Abelianiness of a finite $G$ with an automorphism of order $2$ which doesn't fix any nontrivial element (alternative proof?).

Question

I think I managed to prove that, if a finite group $G$ has an automorphism $\varphi$ of order $2$ which doesn't fix any nontrivial elements, then:

1. $G$ has odd order;
2. $G$ has odd conjugacy classes, and each of them is of odd size;
3. $\varphi$ acts on the set of the conjugacy classes of $G$ likewise it acts on $G$ itself, namely it doesn't fix any nontrivial conjugacy class.

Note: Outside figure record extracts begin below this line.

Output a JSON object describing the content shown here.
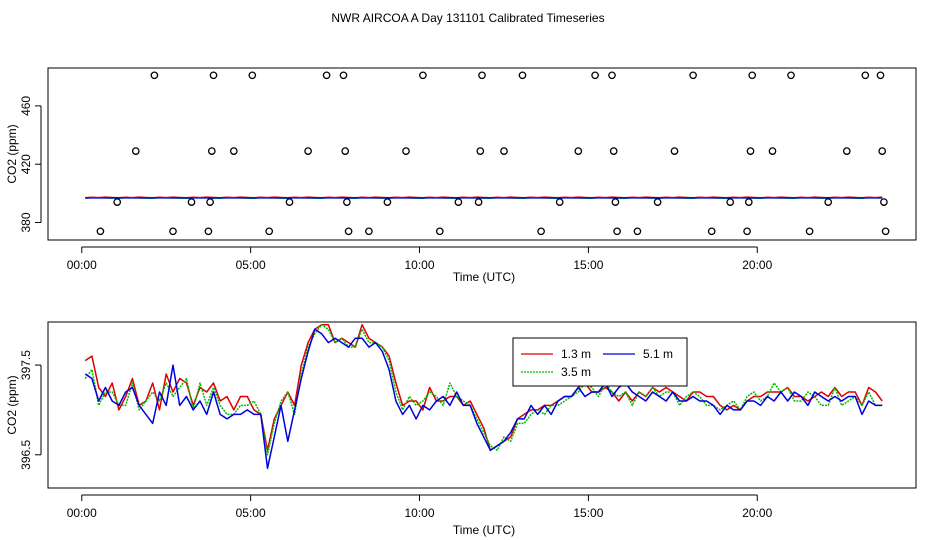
{
  "title": "NWR AIRCOA A  Day 131101  Calibrated Timeseries",
  "colors": {
    "s1": "#e00000",
    "s2": "#00bb00",
    "s3": "#0000dd",
    "frame": "#000000"
  },
  "chart_data": [
    {
      "type": "scatter",
      "xlabel": "Time (UTC)",
      "ylabel": "CO2 (ppm)",
      "xlim": [
        -1.0,
        24.7
      ],
      "ylim": [
        368,
        486
      ],
      "xticks": [
        0,
        5,
        10,
        15,
        20
      ],
      "xtick_labels": [
        "00:00",
        "05:00",
        "10:00",
        "15:00",
        "20:00"
      ],
      "yticks": [
        380,
        420,
        460
      ],
      "ytick_labels": [
        "380",
        "420",
        "460"
      ],
      "grid": false,
      "points": [
        [
          0.55,
          374
        ],
        [
          1.05,
          394
        ],
        [
          1.6,
          429
        ],
        [
          2.15,
          481
        ],
        [
          2.7,
          374
        ],
        [
          3.25,
          394
        ],
        [
          3.75,
          374
        ],
        [
          3.8,
          394
        ],
        [
          3.85,
          429
        ],
        [
          3.9,
          481
        ],
        [
          4.5,
          429
        ],
        [
          5.05,
          481
        ],
        [
          5.55,
          374
        ],
        [
          6.15,
          394
        ],
        [
          6.7,
          429
        ],
        [
          7.25,
          481
        ],
        [
          7.75,
          481
        ],
        [
          7.8,
          429
        ],
        [
          7.85,
          394
        ],
        [
          7.9,
          374
        ],
        [
          8.5,
          374
        ],
        [
          9.05,
          394
        ],
        [
          9.6,
          429
        ],
        [
          10.1,
          481
        ],
        [
          10.6,
          374
        ],
        [
          11.15,
          394
        ],
        [
          11.75,
          394
        ],
        [
          11.8,
          429
        ],
        [
          11.85,
          481
        ],
        [
          12.5,
          429
        ],
        [
          13.05,
          481
        ],
        [
          13.6,
          374
        ],
        [
          14.15,
          394
        ],
        [
          14.7,
          429
        ],
        [
          15.2,
          481
        ],
        [
          15.7,
          481
        ],
        [
          15.75,
          429
        ],
        [
          15.8,
          394
        ],
        [
          15.85,
          374
        ],
        [
          16.45,
          374
        ],
        [
          17.05,
          394
        ],
        [
          17.55,
          429
        ],
        [
          18.1,
          481
        ],
        [
          18.65,
          374
        ],
        [
          19.2,
          394
        ],
        [
          19.7,
          374
        ],
        [
          19.75,
          394
        ],
        [
          19.8,
          429
        ],
        [
          19.85,
          481
        ],
        [
          20.45,
          429
        ],
        [
          21.0,
          481
        ],
        [
          21.55,
          374
        ],
        [
          22.1,
          394
        ],
        [
          22.65,
          429
        ],
        [
          23.2,
          481
        ],
        [
          23.65,
          481
        ],
        [
          23.7,
          429
        ],
        [
          23.75,
          394
        ],
        [
          23.8,
          374
        ]
      ],
      "series_y": 397
    },
    {
      "type": "line",
      "xlabel": "Time (UTC)",
      "ylabel": "CO2 (ppm)",
      "xlim": [
        -1.0,
        24.7
      ],
      "ylim": [
        396.13,
        397.98
      ],
      "xticks": [
        0,
        5,
        10,
        15,
        20
      ],
      "xtick_labels": [
        "00:00",
        "05:00",
        "10:00",
        "15:00",
        "20:00"
      ],
      "yticks": [
        396.5,
        397.5
      ],
      "ytick_labels": [
        "396.5",
        "397.5"
      ],
      "grid": false,
      "legend": {
        "position": "top-center",
        "entries": [
          "1.3 m",
          "3.5 m",
          "5.1 m"
        ]
      },
      "x": [
        0.1,
        0.3,
        0.5,
        0.7,
        0.9,
        1.1,
        1.3,
        1.5,
        1.7,
        1.9,
        2.1,
        2.3,
        2.5,
        2.7,
        2.9,
        3.1,
        3.3,
        3.5,
        3.7,
        3.9,
        4.1,
        4.3,
        4.5,
        4.7,
        4.9,
        5.1,
        5.3,
        5.5,
        5.7,
        5.9,
        6.1,
        6.3,
        6.5,
        6.7,
        6.9,
        7.1,
        7.3,
        7.5,
        7.7,
        7.9,
        8.1,
        8.3,
        8.5,
        8.7,
        8.9,
        9.1,
        9.3,
        9.5,
        9.7,
        9.9,
        10.1,
        10.3,
        10.5,
        10.7,
        10.9,
        11.1,
        11.3,
        11.5,
        11.7,
        11.9,
        12.1,
        12.3,
        12.5,
        12.7,
        12.9,
        13.1,
        13.3,
        13.5,
        13.7,
        13.9,
        14.1,
        14.3,
        14.5,
        14.7,
        14.9,
        15.1,
        15.3,
        15.5,
        15.7,
        15.9,
        16.1,
        16.3,
        16.5,
        16.7,
        16.9,
        17.1,
        17.3,
        17.5,
        17.7,
        17.9,
        18.1,
        18.3,
        18.5,
        18.7,
        18.9,
        19.1,
        19.3,
        19.5,
        19.7,
        19.9,
        20.1,
        20.3,
        20.5,
        20.7,
        20.9,
        21.1,
        21.3,
        21.5,
        21.7,
        21.9,
        22.1,
        22.3,
        22.5,
        22.7,
        22.9,
        23.1,
        23.3,
        23.5,
        23.7
      ],
      "series": [
        {
          "name": "1.3 m",
          "values": [
            397.55,
            397.6,
            397.25,
            397.15,
            397.3,
            397.0,
            397.15,
            397.35,
            397.05,
            397.1,
            397.3,
            397.0,
            397.4,
            397.2,
            397.35,
            397.3,
            397.05,
            397.25,
            397.2,
            397.3,
            397.1,
            397.15,
            397.0,
            397.15,
            397.15,
            397.0,
            396.95,
            396.55,
            396.9,
            397.05,
            397.2,
            397.05,
            397.5,
            397.75,
            397.9,
            397.95,
            397.95,
            397.75,
            397.8,
            397.75,
            397.7,
            397.95,
            397.8,
            397.75,
            397.7,
            397.6,
            397.3,
            397.05,
            397.1,
            397.1,
            397.0,
            397.25,
            397.1,
            397.1,
            397.15,
            397.15,
            397.05,
            397.1,
            396.95,
            396.8,
            396.55,
            396.6,
            396.65,
            396.7,
            396.9,
            396.95,
            397.0,
            397.0,
            397.05,
            397.05,
            397.1,
            397.15,
            397.15,
            397.25,
            397.3,
            397.2,
            397.2,
            397.25,
            397.2,
            397.1,
            397.2,
            397.1,
            397.2,
            397.15,
            397.25,
            397.2,
            397.25,
            397.2,
            397.15,
            397.1,
            397.2,
            397.2,
            397.15,
            397.15,
            397.05,
            397.0,
            397.05,
            397.0,
            397.1,
            397.15,
            397.15,
            397.2,
            397.2,
            397.2,
            397.25,
            397.15,
            397.15,
            397.1,
            397.15,
            397.2,
            397.15,
            397.25,
            397.15,
            397.2,
            397.2,
            397.05,
            397.25,
            397.2,
            397.1
          ]
        },
        {
          "name": "3.5 m",
          "values": [
            397.35,
            397.45,
            397.05,
            397.2,
            397.2,
            397.05,
            397.05,
            397.3,
            397.0,
            397.1,
            397.2,
            397.1,
            397.3,
            397.15,
            397.25,
            397.35,
            397.0,
            397.3,
            397.05,
            397.25,
            397.05,
            396.95,
            396.95,
            397.05,
            397.05,
            397.1,
            396.95,
            396.5,
            396.85,
            397.1,
            397.2,
            396.95,
            397.4,
            397.7,
            397.85,
            397.95,
            397.9,
            397.75,
            397.8,
            397.7,
            397.7,
            397.9,
            397.75,
            397.75,
            397.7,
            397.55,
            397.2,
            397.0,
            397.15,
            397.05,
            397.1,
            397.2,
            397.15,
            397.05,
            397.3,
            397.15,
            397.1,
            397.05,
            396.9,
            396.75,
            396.6,
            396.55,
            396.7,
            396.65,
            396.85,
            396.85,
            396.95,
            397.0,
            396.95,
            397.05,
            397.05,
            397.1,
            397.15,
            397.2,
            397.3,
            397.25,
            397.15,
            397.3,
            397.2,
            397.15,
            397.2,
            397.05,
            397.2,
            397.15,
            397.25,
            397.15,
            397.2,
            397.2,
            397.05,
            397.15,
            397.2,
            397.15,
            397.05,
            397.05,
            397.0,
            397.05,
            397.1,
            397.0,
            397.15,
            397.2,
            397.1,
            397.15,
            397.3,
            397.2,
            397.25,
            397.1,
            397.1,
            397.2,
            397.15,
            397.05,
            397.05,
            397.25,
            397.05,
            397.1,
            397.15,
            397.05,
            397.2,
            397.05,
            397.05
          ]
        },
        {
          "name": "5.1 m",
          "values": [
            397.4,
            397.35,
            397.1,
            397.25,
            397.1,
            397.05,
            397.2,
            397.25,
            397.05,
            396.95,
            396.85,
            397.2,
            397.05,
            397.5,
            397.05,
            397.15,
            397.0,
            397.1,
            396.95,
            397.2,
            396.95,
            396.9,
            396.95,
            396.95,
            397.0,
            396.95,
            396.95,
            396.35,
            396.7,
            397.05,
            396.65,
            397.0,
            397.35,
            397.65,
            397.9,
            397.85,
            397.75,
            397.8,
            397.75,
            397.7,
            397.8,
            397.8,
            397.7,
            397.75,
            397.65,
            397.45,
            397.1,
            396.95,
            397.05,
            396.9,
            397.05,
            397.0,
            397.1,
            397.15,
            397.05,
            397.2,
            397.05,
            397.05,
            396.85,
            396.7,
            396.55,
            396.6,
            396.65,
            396.75,
            396.9,
            396.9,
            397.05,
            396.95,
            397.05,
            396.95,
            397.1,
            397.15,
            397.15,
            397.25,
            397.15,
            397.2,
            397.2,
            397.3,
            397.15,
            397.25,
            397.3,
            397.2,
            397.15,
            397.1,
            397.2,
            397.15,
            397.1,
            397.2,
            397.1,
            397.1,
            397.15,
            397.1,
            397.1,
            397.05,
            396.95,
            397.05,
            397.0,
            397.0,
            397.1,
            397.1,
            397.05,
            397.15,
            397.1,
            397.2,
            397.1,
            397.2,
            397.15,
            397.05,
            397.2,
            397.15,
            397.1,
            397.15,
            397.1,
            397.15,
            397.15,
            396.95,
            397.1,
            397.05,
            397.05
          ]
        }
      ]
    }
  ]
}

This is not surprising, since such a group turns out to be Abelian (see e.g. here and here). I'd expect 1-2-3 to lead to an alternative proof of $G$'s Abelianiness, by obtaining from them that all the conjugacy classes must be singletons. This is where I'm stuck.

Answer 1

Let $G$ be the Heisenberg group mod $p$ for odd prime $p>3$. Then $|G|=p^3$ and $G$ has $p^2-1$ conjugacy classes of size $p$ and $p$ conjugacy classes of size $1$, so $G$ satisfies 1 and 2. Also:

1. There is a bijection $\varphi : G \to G$ (but not an automorphism) such that $\varphi^2 = \mathrm{id}$ fixing the identity, permuting the conjugacy classes, and not fixing any nontrivial conjugacy class: there are an even number of conjugacy classes of size $p$ and an even number of nontrivial conjugacy classes of size $1$, so there are many ways of doing this.

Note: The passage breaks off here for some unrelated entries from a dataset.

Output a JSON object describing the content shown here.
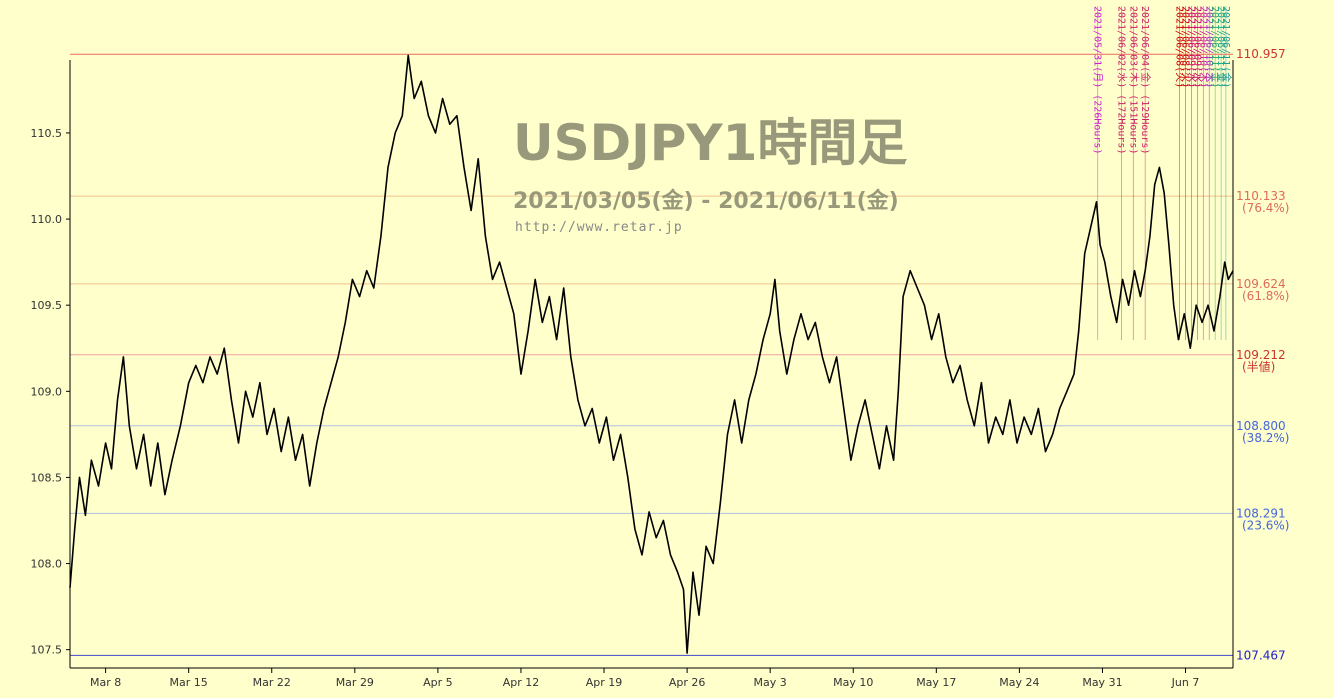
{
  "header": {
    "title": "USDJPY1時間足",
    "subtitle": "2021/03/05(金) - 2021/06/11(金)",
    "url": "http://www.retar.jp"
  },
  "colors": {
    "background": "#FFFFCC",
    "price_line": "#000000",
    "high_level": "#E86A5A",
    "fib_high": "#E8B070",
    "fib_low": "#9AB0D8",
    "low_level": "#3333CC"
  },
  "chart_data": {
    "type": "line",
    "ylim": [
      107.44,
      110.97
    ],
    "y_ticks": [
      {
        "value": 107.5,
        "label": "107.5"
      },
      {
        "value": 108.0,
        "label": "108.0"
      },
      {
        "value": 108.5,
        "label": "108.5"
      },
      {
        "value": 109.0,
        "label": "109.0"
      },
      {
        "value": 109.5,
        "label": "109.5"
      },
      {
        "value": 110.0,
        "label": "110.0"
      },
      {
        "value": 110.5,
        "label": "110.5"
      }
    ],
    "xlim": [
      0,
      98
    ],
    "x_ticks": [
      {
        "day": 3,
        "label": "Mar 8"
      },
      {
        "day": 10,
        "label": "Mar 15"
      },
      {
        "day": 17,
        "label": "Mar 22"
      },
      {
        "day": 24,
        "label": "Mar 29"
      },
      {
        "day": 31,
        "label": "Apr 5"
      },
      {
        "day": 38,
        "label": "Apr 12"
      },
      {
        "day": 45,
        "label": "Apr 19"
      },
      {
        "day": 52,
        "label": "Apr 26"
      },
      {
        "day": 59,
        "label": "May 3"
      },
      {
        "day": 66,
        "label": "May 10"
      },
      {
        "day": 73,
        "label": "May 17"
      },
      {
        "day": 80,
        "label": "May 24"
      },
      {
        "day": 87,
        "label": "May 31"
      },
      {
        "day": 94,
        "label": "Jun 7"
      }
    ],
    "levels": [
      {
        "value": 110.957,
        "label": "110.957",
        "pct": "",
        "color": "#CC3333",
        "line": "#E86A5A"
      },
      {
        "value": 110.133,
        "label": "110.133",
        "pct": "(76.4%)",
        "color": "#E06A5A",
        "line": "#F0C090"
      },
      {
        "value": 109.624,
        "label": "109.624",
        "pct": "(61.8%)",
        "color": "#E06A5A",
        "line": "#F0C090"
      },
      {
        "value": 109.212,
        "label": "109.212",
        "pct": "(半値)",
        "color": "#CC3333",
        "line": "#F0A0A0"
      },
      {
        "value": 108.8,
        "label": "108.800",
        "pct": "(38.2%)",
        "color": "#4466DD",
        "line": "#B0C0E0"
      },
      {
        "value": 108.291,
        "label": "108.291",
        "pct": "(23.6%)",
        "color": "#4466DD",
        "line": "#B0C0E0"
      },
      {
        "value": 107.467,
        "label": "107.467",
        "pct": "",
        "color": "#2222CC",
        "line": "#4444CC"
      }
    ],
    "events": [
      {
        "day": 86.6,
        "label": "2021/05/31(月) (226Hours)",
        "color": "#CC22CC"
      },
      {
        "day": 88.6,
        "label": "2021/06/02(水) (172Hours)",
        "color": "#CC2266"
      },
      {
        "day": 89.6,
        "label": "2021/06/03(木) (151Hours)",
        "color": "#CC2266"
      },
      {
        "day": 90.6,
        "label": "2021/06/04(金) (129Hours)",
        "color": "#CC2266"
      },
      {
        "day": 93.5,
        "label": "2021/06/08(火)",
        "color": "#CC0000"
      },
      {
        "day": 94.0,
        "label": "2021/06/08(火)",
        "color": "#CC0000"
      },
      {
        "day": 94.5,
        "label": "2021/06/09(水)",
        "color": "#CC0066"
      },
      {
        "day": 95.0,
        "label": "2021/06/09(水)",
        "color": "#CC0066"
      },
      {
        "day": 95.5,
        "label": "2021/06/10(木)",
        "color": "#CC2299"
      },
      {
        "day": 96.0,
        "label": "2021/06/10(木)",
        "color": "#9933CC"
      },
      {
        "day": 96.5,
        "label": "2021/06/11(金)",
        "color": "#33AA66"
      },
      {
        "day": 97.0,
        "label": "2021/06/11(金)",
        "color": "#22AA88"
      },
      {
        "day": 97.4,
        "label": "2021/06/11(金)",
        "color": "#229999"
      }
    ],
    "series": [
      {
        "points": [
          [
            0.0,
            107.86
          ],
          [
            0.4,
            108.2
          ],
          [
            0.8,
            108.5
          ],
          [
            1.3,
            108.28
          ],
          [
            1.8,
            108.6
          ],
          [
            2.4,
            108.45
          ],
          [
            3.0,
            108.7
          ],
          [
            3.5,
            108.55
          ],
          [
            4.0,
            108.95
          ],
          [
            4.5,
            109.2
          ],
          [
            5.0,
            108.8
          ],
          [
            5.6,
            108.55
          ],
          [
            6.2,
            108.75
          ],
          [
            6.8,
            108.45
          ],
          [
            7.4,
            108.7
          ],
          [
            8.0,
            108.4
          ],
          [
            8.6,
            108.6
          ],
          [
            9.3,
            108.8
          ],
          [
            10.0,
            109.05
          ],
          [
            10.6,
            109.15
          ],
          [
            11.2,
            109.05
          ],
          [
            11.8,
            109.2
          ],
          [
            12.4,
            109.1
          ],
          [
            13.0,
            109.25
          ],
          [
            13.6,
            108.95
          ],
          [
            14.2,
            108.7
          ],
          [
            14.8,
            109.0
          ],
          [
            15.4,
            108.85
          ],
          [
            16.0,
            109.05
          ],
          [
            16.6,
            108.75
          ],
          [
            17.2,
            108.9
          ],
          [
            17.8,
            108.65
          ],
          [
            18.4,
            108.85
          ],
          [
            19.0,
            108.6
          ],
          [
            19.6,
            108.75
          ],
          [
            20.2,
            108.45
          ],
          [
            20.8,
            108.7
          ],
          [
            21.4,
            108.9
          ],
          [
            22.0,
            109.05
          ],
          [
            22.6,
            109.2
          ],
          [
            23.2,
            109.4
          ],
          [
            23.8,
            109.65
          ],
          [
            24.4,
            109.55
          ],
          [
            25.0,
            109.7
          ],
          [
            25.6,
            109.6
          ],
          [
            26.2,
            109.9
          ],
          [
            26.8,
            110.3
          ],
          [
            27.4,
            110.5
          ],
          [
            28.0,
            110.6
          ],
          [
            28.5,
            110.95
          ],
          [
            29.0,
            110.7
          ],
          [
            29.6,
            110.8
          ],
          [
            30.2,
            110.6
          ],
          [
            30.8,
            110.5
          ],
          [
            31.4,
            110.7
          ],
          [
            32.0,
            110.55
          ],
          [
            32.6,
            110.6
          ],
          [
            33.2,
            110.3
          ],
          [
            33.8,
            110.05
          ],
          [
            34.4,
            110.35
          ],
          [
            35.0,
            109.9
          ],
          [
            35.6,
            109.65
          ],
          [
            36.2,
            109.75
          ],
          [
            36.8,
            109.6
          ],
          [
            37.4,
            109.45
          ],
          [
            38.0,
            109.1
          ],
          [
            38.6,
            109.35
          ],
          [
            39.2,
            109.65
          ],
          [
            39.8,
            109.4
          ],
          [
            40.4,
            109.55
          ],
          [
            41.0,
            109.3
          ],
          [
            41.6,
            109.6
          ],
          [
            42.2,
            109.2
          ],
          [
            42.8,
            108.95
          ],
          [
            43.4,
            108.8
          ],
          [
            44.0,
            108.9
          ],
          [
            44.6,
            108.7
          ],
          [
            45.2,
            108.85
          ],
          [
            45.8,
            108.6
          ],
          [
            46.4,
            108.75
          ],
          [
            47.0,
            108.5
          ],
          [
            47.6,
            108.2
          ],
          [
            48.2,
            108.05
          ],
          [
            48.8,
            108.3
          ],
          [
            49.4,
            108.15
          ],
          [
            50.0,
            108.25
          ],
          [
            50.6,
            108.05
          ],
          [
            51.2,
            107.95
          ],
          [
            51.7,
            107.85
          ],
          [
            52.0,
            107.48
          ],
          [
            52.5,
            107.95
          ],
          [
            53.0,
            107.7
          ],
          [
            53.6,
            108.1
          ],
          [
            54.2,
            108.0
          ],
          [
            54.8,
            108.35
          ],
          [
            55.4,
            108.75
          ],
          [
            56.0,
            108.95
          ],
          [
            56.6,
            108.7
          ],
          [
            57.2,
            108.95
          ],
          [
            57.8,
            109.1
          ],
          [
            58.4,
            109.3
          ],
          [
            59.0,
            109.45
          ],
          [
            59.4,
            109.65
          ],
          [
            59.8,
            109.35
          ],
          [
            60.4,
            109.1
          ],
          [
            61.0,
            109.3
          ],
          [
            61.6,
            109.45
          ],
          [
            62.2,
            109.3
          ],
          [
            62.8,
            109.4
          ],
          [
            63.4,
            109.2
          ],
          [
            64.0,
            109.05
          ],
          [
            64.6,
            109.2
          ],
          [
            65.2,
            108.9
          ],
          [
            65.8,
            108.6
          ],
          [
            66.4,
            108.8
          ],
          [
            67.0,
            108.95
          ],
          [
            67.6,
            108.75
          ],
          [
            68.2,
            108.55
          ],
          [
            68.8,
            108.8
          ],
          [
            69.4,
            108.6
          ],
          [
            69.8,
            109.0
          ],
          [
            70.2,
            109.55
          ],
          [
            70.8,
            109.7
          ],
          [
            71.4,
            109.6
          ],
          [
            72.0,
            109.5
          ],
          [
            72.6,
            109.3
          ],
          [
            73.2,
            109.45
          ],
          [
            73.8,
            109.2
          ],
          [
            74.4,
            109.05
          ],
          [
            75.0,
            109.15
          ],
          [
            75.6,
            108.95
          ],
          [
            76.2,
            108.8
          ],
          [
            76.8,
            109.05
          ],
          [
            77.4,
            108.7
          ],
          [
            78.0,
            108.85
          ],
          [
            78.6,
            108.75
          ],
          [
            79.2,
            108.95
          ],
          [
            79.8,
            108.7
          ],
          [
            80.4,
            108.85
          ],
          [
            81.0,
            108.75
          ],
          [
            81.6,
            108.9
          ],
          [
            82.2,
            108.65
          ],
          [
            82.8,
            108.75
          ],
          [
            83.4,
            108.9
          ],
          [
            84.0,
            109.0
          ],
          [
            84.6,
            109.1
          ],
          [
            85.0,
            109.35
          ],
          [
            85.5,
            109.8
          ],
          [
            86.0,
            109.95
          ],
          [
            86.5,
            110.1
          ],
          [
            86.8,
            109.85
          ],
          [
            87.2,
            109.75
          ],
          [
            87.7,
            109.55
          ],
          [
            88.2,
            109.4
          ],
          [
            88.7,
            109.65
          ],
          [
            89.2,
            109.5
          ],
          [
            89.7,
            109.7
          ],
          [
            90.2,
            109.55
          ],
          [
            90.6,
            109.7
          ],
          [
            91.0,
            109.9
          ],
          [
            91.4,
            110.2
          ],
          [
            91.8,
            110.3
          ],
          [
            92.2,
            110.15
          ],
          [
            92.6,
            109.85
          ],
          [
            93.0,
            109.5
          ],
          [
            93.4,
            109.3
          ],
          [
            93.9,
            109.45
          ],
          [
            94.4,
            109.25
          ],
          [
            94.9,
            109.5
          ],
          [
            95.4,
            109.4
          ],
          [
            95.9,
            109.5
          ],
          [
            96.4,
            109.35
          ],
          [
            96.9,
            109.55
          ],
          [
            97.3,
            109.75
          ],
          [
            97.6,
            109.65
          ],
          [
            98.0,
            109.7
          ]
        ]
      }
    ]
  }
}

2. There is an automorphism $\varphi : G \to G$ (but not satisfying $\varphi^2 = \mathrm{id}$) fixing no nontrivial conjugacy class: take $\varphi$ to be conjugation by a diagonal matrix with entries $a^{-1},1,b$ where $a, b, ab \neq 1$. Then $$ \begin{pmatrix} 1 & x & z \\ 0 & 1 & y \\ 0 & 0 & 1 \end{pmatrix}^\varphi = \begin{pmatrix} 1 & ax & abz \\ 0 & 1 & by \\ 0 & 0 & 1 \end{pmatrix},$$ and it follows from this that no nontrivial conjugacy class is fixed.

And as mentioned in the comment section, if you assume $\varphi$ is both an automorphism and order-2 then $\varphi$ has no nontrivial fixed points so $G$ is abelian.